Head to Edinburgh if you want to follow the Harry Potter trail (JK Rowling lived in the city when she conceived the idea for the Boy Who Lived and as a result, you’ll find plenty of inspiration for the books around the city and beyond), want to visit many museums (Dolly the Sheep is housed in Edinburgh’s National Museum) and want to learn more about Scottish culture, as well as see some incredible castles!
Read more: On the Harry Potter trail in Edinburgh.
Hip cool and buzzing, the capital of Romania, Bucharest, is often referred to as ‘little Paris’ and ‘New Berlin’ thanks to its Haussmannian style architecture and Berlinesque nightlife. Head here if you want to experience some culture, learn some history (many of the best museums in all of Romania can be found here) and wander around city where you really have to explore to uncover its hidden gems.
Read more: Best things to do in Bucharest.
Of all the European cities you probably never considered visiting, the tiny city of Wells may well top the list. The ancient city of Wells may be one of the very smallest cities in the United Kingdom (and on this list), but that doesn’t mean it isn’t packed with things to do! Located in the English county of Somerset, on the fringes of the Mendip Hills, head here if you want to see a palace, learn about English ecclesiastical history and experience a UK city with a small town vibe (after all, the population hovers around just 10,000 residents).
Medieval and packed with history, Rouen is the capital of the Normandy region of France. Located on the River Seine, this ancient city is situated just a few hours from the bright lights of Paris, but you would really struggle to find two cities that differ more in l’Hexagon.
Once one of the most influential and wealthiest cities in Europe, wander along its cobbled lanes today, and you’ll find plenty of small museums, the birthplace of Richard the Lionheart, the spot where Joan of Arc was burned at the stake, and one of the best examples of a Gothic Cathedral in all of Europe.
Also known as ‘Luzern’ in German, Lucerne is located in the very heart of Switzerland and is well worth a visit if only to see its fairytale-like architecture and beautiful wooden bridge which finds itself with medieval origins. Lying under a snow-capped mountain, this beautiful town is filled with sweet shops, independent boutiques and comes complete with beautiful Christmas markets and twinkling lights during the festive season.
Read more: How to spend three days in Switzerland.
Trendy, cool and a beautiful blend of modern meets old: Düsseldorf is a city that well and truly surprised me when I was fortunate enough to visit for the first time earlier this year. If you enjoy museums, culture and beer, then head to Düsseldorf, a vibrant city situated along the Rhine. After all, the Altstadt (Old Town) part of the city is often referred to as the ‘longest bar in the world’ thanks to its abundance of cafes, bars and clubs packed into a small space in the very centre of the city.
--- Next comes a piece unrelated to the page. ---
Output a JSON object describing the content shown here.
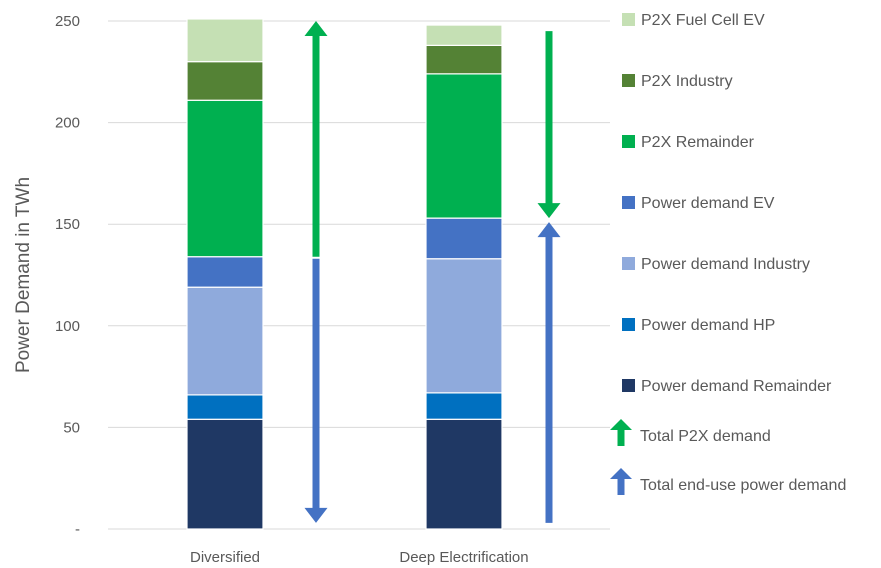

Read more: A quick guide to Düsseldorf.
Luxembourg City, Luxembourg
The capital of the small European country of Luxembourg, Luxembourg City, is often missed in favour of more popular nearby destinations, making it one of the best underrated cities in Europe to visit this year. Sandwiched between France and Germany, the city is filled with cobbled lanes, medieval history and lots of cute cafés where you can enjoy leisurely coffees.